House price inflation in CPI is obviously complete nonsense, but it is responsible for 1/4 of the total CPI

With real house price inflation based on market data, the overall CPI would have increased by 3.7%. Raising the hood of deception to keep the CPI low.

By Wolf Richter for WOLF STREET.

For most Americans, housing costs are the biggest item in their budget, ranging from 30% to 60% of their total monthly expenses. In its February Consumer Price Index (CPI) released yesterday, the Bureau of Labor Statistics reported that home ownership costs (which the BLS calls “equivalent rent from the homeowner”) increased by just 2.0% in compared to the previous year, and that rents (“principal residence rent”) increased by 2.0%. They are the largest items among the 211 items in the CPI basket and together account for about a third of the overall CPI. They play an important role in the CPI. Then…

The 2.0% year-on-year rental inflation on average in the US may be approximately on target, as I can see in other rental data. But the real estate inflation of only 2.0%, due to the skyrocketing house prices? Ridiculous. In its latest version, the Case-Shiller National Home Price index jumped 10.4%.

This discrepancy between house price increases and the CPI for homeowners – which for years contributed to underestimating the general CPI – is depicted in the Case-Shiller National Home Price Index graph (red line) and the CPI for “equivalent owner rent. residence (black line). I set the owners’ CPI at 100 for January 2000 to match the Case-Shiller index, which is set by default at 100 for January 2000. This allows you to see the progression of both indices in the same axis.

The CPI thus corrected increases by 3.7%.

The “equivalent income from the owner’s residence” represents 24.2% of the CPI. If it had increased by 10.4%, in line with the Case-Shiller index, instead of 2.0%, the overall CPI would have increased by 2.03 percentage points most. Therefore, add 2.03 percentage points to the overall reported CPI increase of 1.7%. And the overall CPI thus corrected would have increased by 3.7%!

During the housing crisis, after five years of decline, the Case-Shiller Index briefly joined the CPI for homeowners before taking off again – and there is a reason for that that we will see in a moment.

The S&P Case-Shiller Home Price Index is a good measure of house price inflation because it is based on the “peer sale” method, comparing the price of a house when it was sold in the current month, with the price of same house in previous transactions years ago. It is also responsible for improvements and removes outliers. In other words, it measures how many dollars it takes to buy the same house over time – and therefore measures inflation in the price of the house.

This discrepancy – in fact, a form of deliberate deception – between real increases in house prices and the CPI of home ownership has been regretted before and is no secret. But it is not widely discussed in the media to let everyone know to what extent the component of home ownership in the CPI underestimates the real inflation of home ownership that Americans face.

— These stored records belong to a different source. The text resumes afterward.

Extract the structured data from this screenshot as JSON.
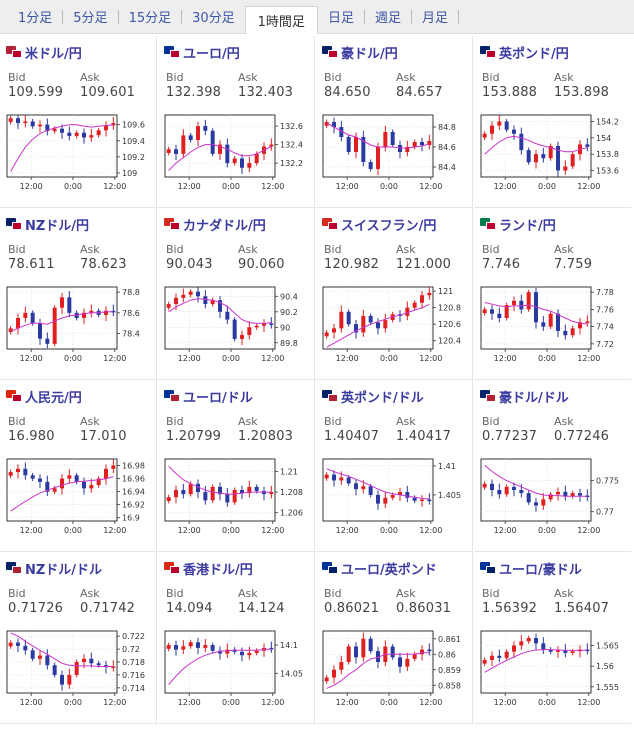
{
  "tabs": [
    {
      "label": "1分足",
      "active": false
    },
    {
      "label": "5分足",
      "active": false
    },
    {
      "label": "15分足",
      "active": false
    },
    {
      "label": "30分足",
      "active": false
    },
    {
      "label": "1時間足",
      "active": true
    },
    {
      "label": "日足",
      "active": false
    },
    {
      "label": "週足",
      "active": false
    },
    {
      "label": "月足",
      "active": false
    }
  ],
  "labels": {
    "bid": "Bid",
    "ask": "Ask"
  },
  "colors": {
    "up": "#e02020",
    "down": "#2a3aa0",
    "ma": "#cc33cc",
    "link": "#3a3aa0"
  },
  "pairs": [
    {
      "name": "米ドル/円",
      "flags": [
        "#b22234",
        "#bc002d"
      ],
      "bid": "109.599",
      "ask": "109.601",
      "chart_data": {
        "type": "candlestick",
        "y_ticks": [
          "109.6",
          "109.4",
          "109.2",
          "109"
        ],
        "y_tick_values": [
          109.6,
          109.4,
          109.2,
          109.0
        ],
        "ylim": [
          108.95,
          109.72
        ],
        "x_ticks": [
          "12:00",
          "0:00",
          "12:00"
        ],
        "close": [
          109.68,
          109.62,
          109.64,
          109.58,
          109.6,
          109.52,
          109.55,
          109.5,
          109.46,
          109.5,
          109.44,
          109.47,
          109.53,
          109.59,
          109.62
        ],
        "ma": [
          109.02,
          109.18,
          109.32,
          109.42,
          109.49,
          109.53,
          109.56,
          109.58,
          109.6,
          109.6,
          109.58,
          109.57,
          109.58,
          109.59,
          109.6
        ]
      }
    },
    {
      "name": "ユーロ/円",
      "flags": [
        "#003399",
        "#bc002d"
      ],
      "bid": "132.398",
      "ask": "132.403",
      "chart_data": {
        "type": "candlestick",
        "y_ticks": [
          "132.6",
          "132.4",
          "132.2"
        ],
        "y_tick_values": [
          132.6,
          132.4,
          132.2
        ],
        "ylim": [
          132.05,
          132.72
        ],
        "x_ticks": [
          "12:00",
          "0:00",
          "12:00"
        ],
        "close": [
          132.35,
          132.3,
          132.5,
          132.45,
          132.6,
          132.55,
          132.3,
          132.4,
          132.2,
          132.25,
          132.15,
          132.2,
          132.3,
          132.38,
          132.4
        ],
        "ma": [
          132.12,
          132.2,
          132.26,
          132.32,
          132.37,
          132.4,
          132.4,
          132.38,
          132.35,
          132.31,
          132.28,
          132.28,
          132.3,
          132.34,
          132.38
        ]
      }
    },
    {
      "name": "豪ドル/円",
      "flags": [
        "#012169",
        "#bc002d"
      ],
      "bid": "84.650",
      "ask": "84.657",
      "chart_data": {
        "type": "candlestick",
        "y_ticks": [
          "84.8",
          "84.6",
          "84.4"
        ],
        "y_tick_values": [
          84.8,
          84.6,
          84.4
        ],
        "ylim": [
          84.3,
          84.92
        ],
        "x_ticks": [
          "12:00",
          "0:00",
          "12:00"
        ],
        "close": [
          84.85,
          84.8,
          84.7,
          84.55,
          84.7,
          84.45,
          84.38,
          84.6,
          84.75,
          84.62,
          84.55,
          84.6,
          84.65,
          84.62,
          84.66
        ],
        "ma": [
          84.84,
          84.8,
          84.76,
          84.72,
          84.7,
          84.66,
          84.62,
          84.6,
          84.6,
          84.6,
          84.59,
          84.59,
          84.6,
          84.61,
          84.63
        ]
      }
    },
    {
      "name": "英ポンド/円",
      "flags": [
        "#012169",
        "#bc002d"
      ],
      "bid": "153.888",
      "ask": "153.898",
      "chart_data": {
        "type": "candlestick",
        "y_ticks": [
          "154.2",
          "154",
          "153.8",
          "153.6"
        ],
        "y_tick_values": [
          154.2,
          154.0,
          153.8,
          153.6
        ],
        "ylim": [
          153.52,
          154.28
        ],
        "x_ticks": [
          "12:00",
          "0:00",
          "12:00"
        ],
        "close": [
          154.05,
          154.15,
          154.2,
          154.1,
          154.05,
          153.85,
          153.7,
          153.8,
          153.75,
          153.9,
          153.6,
          153.65,
          153.8,
          153.92,
          153.89
        ],
        "ma": [
          153.8,
          153.88,
          153.95,
          154.0,
          154.02,
          154.0,
          153.97,
          153.93,
          153.9,
          153.88,
          153.85,
          153.83,
          153.83,
          153.86,
          153.88
        ]
      }
    },
    {
      "name": "NZドル/円",
      "flags": [
        "#012169",
        "#bc002d"
      ],
      "bid": "78.611",
      "ask": "78.623",
      "chart_data": {
        "type": "candlestick",
        "y_ticks": [
          "78.8",
          "78.6",
          "78.4"
        ],
        "y_tick_values": [
          78.8,
          78.6,
          78.4
        ],
        "ylim": [
          78.25,
          78.85
        ],
        "x_ticks": [
          "12:00",
          "0:00",
          "12:00"
        ],
        "close": [
          78.45,
          78.55,
          78.6,
          78.5,
          78.35,
          78.3,
          78.65,
          78.75,
          78.6,
          78.55,
          78.6,
          78.62,
          78.58,
          78.62,
          78.61
        ],
        "ma": [
          78.42,
          78.45,
          78.48,
          78.5,
          78.5,
          78.49,
          78.52,
          78.55,
          78.57,
          78.58,
          78.59,
          78.6,
          78.6,
          78.61,
          78.61
        ]
      }
    },
    {
      "name": "カナダドル/円",
      "flags": [
        "#d52b1e",
        "#bc002d"
      ],
      "bid": "90.043",
      "ask": "90.060",
      "chart_data": {
        "type": "candlestick",
        "y_ticks": [
          "90.4",
          "90.2",
          "90",
          "89.8"
        ],
        "y_tick_values": [
          90.4,
          90.2,
          90.0,
          89.8
        ],
        "ylim": [
          89.72,
          90.52
        ],
        "x_ticks": [
          "12:00",
          "0:00",
          "12:00"
        ],
        "close": [
          90.3,
          90.38,
          90.42,
          90.46,
          90.4,
          90.3,
          90.35,
          90.2,
          90.1,
          89.85,
          89.9,
          90.0,
          90.02,
          90.05,
          90.04
        ],
        "ma": [
          90.2,
          90.26,
          90.31,
          90.35,
          90.37,
          90.36,
          90.35,
          90.32,
          90.27,
          90.18,
          90.1,
          90.06,
          90.05,
          90.05,
          90.06
        ]
      }
    },
    {
      "name": "スイスフラン/円",
      "flags": [
        "#d52b1e",
        "#bc002d"
      ],
      "bid": "120.982",
      "ask": "121.000",
      "chart_data": {
        "type": "candlestick",
        "y_ticks": [
          "121",
          "120.8",
          "120.6",
          "120.4"
        ],
        "y_tick_values": [
          121.0,
          120.8,
          120.6,
          120.4
        ],
        "ylim": [
          120.3,
          121.05
        ],
        "x_ticks": [
          "12:00",
          "0:00",
          "12:00"
        ],
        "close": [
          120.5,
          120.55,
          120.75,
          120.6,
          120.5,
          120.7,
          120.62,
          120.55,
          120.65,
          120.72,
          120.7,
          120.8,
          120.86,
          120.95,
          120.98
        ],
        "ma": [
          120.32,
          120.37,
          120.42,
          120.47,
          120.52,
          120.56,
          120.6,
          120.63,
          120.66,
          120.69,
          120.71,
          120.74,
          120.77,
          120.8,
          120.84
        ]
      }
    },
    {
      "name": "ランド/円",
      "flags": [
        "#007a4d",
        "#bc002d"
      ],
      "bid": "7.746",
      "ask": "7.759",
      "chart_data": {
        "type": "candlestick",
        "y_ticks": [
          "7.78",
          "7.76",
          "7.74",
          "7.72"
        ],
        "y_tick_values": [
          7.78,
          7.76,
          7.74,
          7.72
        ],
        "ylim": [
          7.714,
          7.786
        ],
        "x_ticks": [
          "12:00",
          "0:00",
          "12:00"
        ],
        "close": [
          7.76,
          7.755,
          7.75,
          7.765,
          7.77,
          7.76,
          7.78,
          7.745,
          7.74,
          7.755,
          7.735,
          7.73,
          7.738,
          7.745,
          7.746
        ],
        "ma": [
          7.768,
          7.766,
          7.764,
          7.763,
          7.764,
          7.764,
          7.765,
          7.763,
          7.76,
          7.758,
          7.754,
          7.75,
          7.746,
          7.744,
          7.743
        ]
      }
    },
    {
      "name": "人民元/円",
      "flags": [
        "#de2910",
        "#bc002d"
      ],
      "bid": "16.980",
      "ask": "17.010",
      "chart_data": {
        "type": "candlestick",
        "y_ticks": [
          "16.98",
          "16.96",
          "16.94",
          "16.92",
          "16.9"
        ],
        "y_tick_values": [
          16.98,
          16.96,
          16.94,
          16.92,
          16.9
        ],
        "ylim": [
          16.895,
          16.99
        ],
        "x_ticks": [
          "12:00",
          "0:00",
          "12:00"
        ],
        "close": [
          16.97,
          16.975,
          16.965,
          16.96,
          16.955,
          16.94,
          16.945,
          16.96,
          16.965,
          16.955,
          16.945,
          16.95,
          16.96,
          16.975,
          16.98
        ],
        "ma": [
          16.91,
          16.918,
          16.925,
          16.932,
          16.938,
          16.942,
          16.946,
          16.95,
          16.953,
          16.955,
          16.956,
          16.957,
          16.958,
          16.96,
          16.963
        ]
      }
    },
    {
      "name": "ユーロ/ドル",
      "flags": [
        "#003399",
        "#b22234"
      ],
      "bid": "1.20799",
      "ask": "1.20803",
      "chart_data": {
        "type": "candlestick",
        "y_ticks": [
          "1.21",
          "1.208",
          "1.206"
        ],
        "y_tick_values": [
          1.21,
          1.208,
          1.206
        ],
        "ylim": [
          1.2052,
          1.2112
        ],
        "x_ticks": [
          "12:00",
          "0:00",
          "12:00"
        ],
        "close": [
          1.2075,
          1.2082,
          1.2078,
          1.2088,
          1.208,
          1.2072,
          1.2085,
          1.2078,
          1.207,
          1.2082,
          1.2079,
          1.2085,
          1.2081,
          1.2078,
          1.208
        ],
        "ma": [
          1.2105,
          1.2098,
          1.2092,
          1.2088,
          1.2085,
          1.2082,
          1.208,
          1.2079,
          1.2078,
          1.2078,
          1.2079,
          1.208,
          1.208,
          1.208,
          1.208
        ]
      }
    },
    {
      "name": "英ポンド/ドル",
      "flags": [
        "#012169",
        "#b22234"
      ],
      "bid": "1.40407",
      "ask": "1.40417",
      "chart_data": {
        "type": "candlestick",
        "y_ticks": [
          "1.41",
          "1.405"
        ],
        "y_tick_values": [
          1.41,
          1.405
        ],
        "ylim": [
          1.4005,
          1.4112
        ],
        "x_ticks": [
          "12:00",
          "0:00",
          "12:00"
        ],
        "close": [
          1.4085,
          1.4075,
          1.408,
          1.407,
          1.406,
          1.4065,
          1.405,
          1.4035,
          1.4045,
          1.405,
          1.4055,
          1.4045,
          1.404,
          1.4042,
          1.4041
        ],
        "ma": [
          1.4095,
          1.409,
          1.4086,
          1.4082,
          1.4077,
          1.4072,
          1.4066,
          1.406,
          1.4055,
          1.4052,
          1.405,
          1.4048,
          1.4046,
          1.4044,
          1.4043
        ]
      }
    },
    {
      "name": "豪ドル/ドル",
      "flags": [
        "#012169",
        "#b22234"
      ],
      "bid": "0.77237",
      "ask": "0.77246",
      "chart_data": {
        "type": "candlestick",
        "y_ticks": [
          "0.775",
          "0.77"
        ],
        "y_tick_values": [
          0.775,
          0.77
        ],
        "ylim": [
          0.7685,
          0.7785
        ],
        "x_ticks": [
          "12:00",
          "0:00",
          "12:00"
        ],
        "close": [
          0.7745,
          0.7735,
          0.7728,
          0.774,
          0.7735,
          0.773,
          0.7715,
          0.771,
          0.772,
          0.7728,
          0.7732,
          0.7725,
          0.773,
          0.7726,
          0.7724
        ],
        "ma": [
          0.7775,
          0.7765,
          0.7757,
          0.775,
          0.7745,
          0.774,
          0.7735,
          0.773,
          0.7727,
          0.7726,
          0.7726,
          0.7725,
          0.7725,
          0.7725,
          0.7725
        ]
      }
    },
    {
      "name": "NZドル/ドル",
      "flags": [
        "#012169",
        "#b22234"
      ],
      "bid": "0.71726",
      "ask": "0.71742",
      "chart_data": {
        "type": "candlestick",
        "y_ticks": [
          "0.722",
          "0.72",
          "0.718",
          "0.716",
          "0.714"
        ],
        "y_tick_values": [
          0.722,
          0.72,
          0.718,
          0.716,
          0.714
        ],
        "ylim": [
          0.7132,
          0.7228
        ],
        "x_ticks": [
          "12:00",
          "0:00",
          "12:00"
        ],
        "close": [
          0.721,
          0.7205,
          0.7198,
          0.7185,
          0.719,
          0.7175,
          0.716,
          0.7145,
          0.716,
          0.718,
          0.7185,
          0.7178,
          0.7175,
          0.7172,
          0.7173
        ],
        "ma": [
          0.7225,
          0.722,
          0.7212,
          0.7205,
          0.7198,
          0.7192,
          0.7185,
          0.7178,
          0.7175,
          0.7174,
          0.7174,
          0.7174,
          0.7173,
          0.7173,
          0.7173
        ]
      }
    },
    {
      "name": "香港ドル/円",
      "flags": [
        "#de2910",
        "#bc002d"
      ],
      "bid": "14.094",
      "ask": "14.124",
      "chart_data": {
        "type": "candlestick",
        "y_ticks": [
          "14.1",
          "14.05"
        ],
        "y_tick_values": [
          14.1,
          14.05
        ],
        "ylim": [
          14.015,
          14.125
        ],
        "x_ticks": [
          "12:00",
          "0:00",
          "12:00"
        ],
        "close": [
          14.1,
          14.092,
          14.098,
          14.105,
          14.095,
          14.1,
          14.09,
          14.085,
          14.092,
          14.088,
          14.082,
          14.086,
          14.09,
          14.095,
          14.094
        ],
        "ma": [
          14.03,
          14.045,
          14.058,
          14.068,
          14.076,
          14.082,
          14.086,
          14.089,
          14.09,
          14.091,
          14.091,
          14.091,
          14.091,
          14.092,
          14.093
        ]
      }
    },
    {
      "name": "ユーロ/英ポンド",
      "flags": [
        "#003399",
        "#012169"
      ],
      "bid": "0.86021",
      "ask": "0.86031",
      "chart_data": {
        "type": "candlestick",
        "y_ticks": [
          "0.861",
          "0.86",
          "0.859",
          "0.858"
        ],
        "y_tick_values": [
          0.861,
          0.86,
          0.859,
          0.858
        ],
        "ylim": [
          0.8575,
          0.8615
        ],
        "x_ticks": [
          "12:00",
          "0:00",
          "12:00"
        ],
        "close": [
          0.8585,
          0.859,
          0.8595,
          0.8605,
          0.8598,
          0.861,
          0.8602,
          0.8595,
          0.8605,
          0.8598,
          0.8592,
          0.8597,
          0.86,
          0.8603,
          0.8602
        ],
        "ma": [
          0.8578,
          0.858,
          0.8583,
          0.8587,
          0.859,
          0.8594,
          0.8597,
          0.8598,
          0.86,
          0.86,
          0.86,
          0.86,
          0.86,
          0.8601,
          0.8601
        ]
      }
    },
    {
      "name": "ユーロ/豪ドル",
      "flags": [
        "#003399",
        "#012169"
      ],
      "bid": "1.56392",
      "ask": "1.56407",
      "chart_data": {
        "type": "candlestick",
        "y_ticks": [
          "1.565",
          "1.56",
          "1.555"
        ],
        "y_tick_values": [
          1.565,
          1.56,
          1.555
        ],
        "ylim": [
          1.5535,
          1.5685
        ],
        "x_ticks": [
          "12:00",
          "0:00",
          "12:00"
        ],
        "close": [
          1.5615,
          1.5625,
          1.562,
          1.5635,
          1.565,
          1.566,
          1.5668,
          1.5655,
          1.564,
          1.5635,
          1.5638,
          1.5632,
          1.5636,
          1.564,
          1.5639
        ],
        "ma": [
          1.5585,
          1.5595,
          1.5605,
          1.5614,
          1.5622,
          1.563,
          1.5636,
          1.5639,
          1.564,
          1.564,
          1.5639,
          1.5638,
          1.5638,
          1.5638,
          1.5639
        ]
      }
    }
  ]
}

To your credit, the BLS includes costs of ownership in the CPI basket. In contrast, the EU does not include home ownership costs in the basket underlying the Harmonized Index of Consumer Prices (HICP). Includes rent only. And therefore, housing costs are woefully underrepresented in the EU’s inflation data.

The rationale presented by the BLS for this discrepancy is that it does not consider house prices relevant to inflation. He considers the houses an “investment” and the investments are not included in the IPC. What she tries to put a price on is the cost of the “shelter”, which is a service. This makes sense with rent. A renter pays for a service. But the BLS extrapolates this rent as a service to the home itself. And this is where the logic fails.

BLS real estate inflation data is based on the “Consumer Expenditure Survey” sent to consumers, rather than market data for prices and rents. It is up to the owner of the house to decide how much his main residence would rent for him, as they tried to rent it out.

This is the research question: “If someone rented your house today, how much do you think they would rent a month, without furniture and without light?” Therefore, homeowners need to discover some values.

For the CPI, says the BLS, the cost of sheltering the home occupied by the owner “is the implicit rent that the occupants of the owner would have to pay if they were renting their homes.”

This explains the black line in the chart above that is completely out of step with the reality of home prices: it tracks rental inflation, not home price inflation, and essentially represents what homeowners think rents would be. Therefore, the rent CPI, which represents 7.8% of the total CPI, and the owner CPI, which accounts for 24.2% of the CPI, measure approximately the same thing: rents. And this, therefore, clearly and purposefully excludes rampant house price inflation from the index. It also turns the CPI into the sad joke that it is.

Inflation of durable goods + 3.3%. Food inflation + 3.4%. Service inflation is rising, but still controlled by spending on airline tickets, accommodation, event tickets, etc. – until people start traveling and going to events again. Reading… The dollar’s purchasing power decreases to another record low. Fed is fulfilling your wishes

Do you like reading WOLF STREET and want to support it? Using ad blockers – I understand perfectly why – but do you want to support the site? You can donate. I thank you immensely. Click on the mug of beer and iced tea to learn how to:

Would you like to be notified by email when WOLF STREET publishes a new article? Sign here.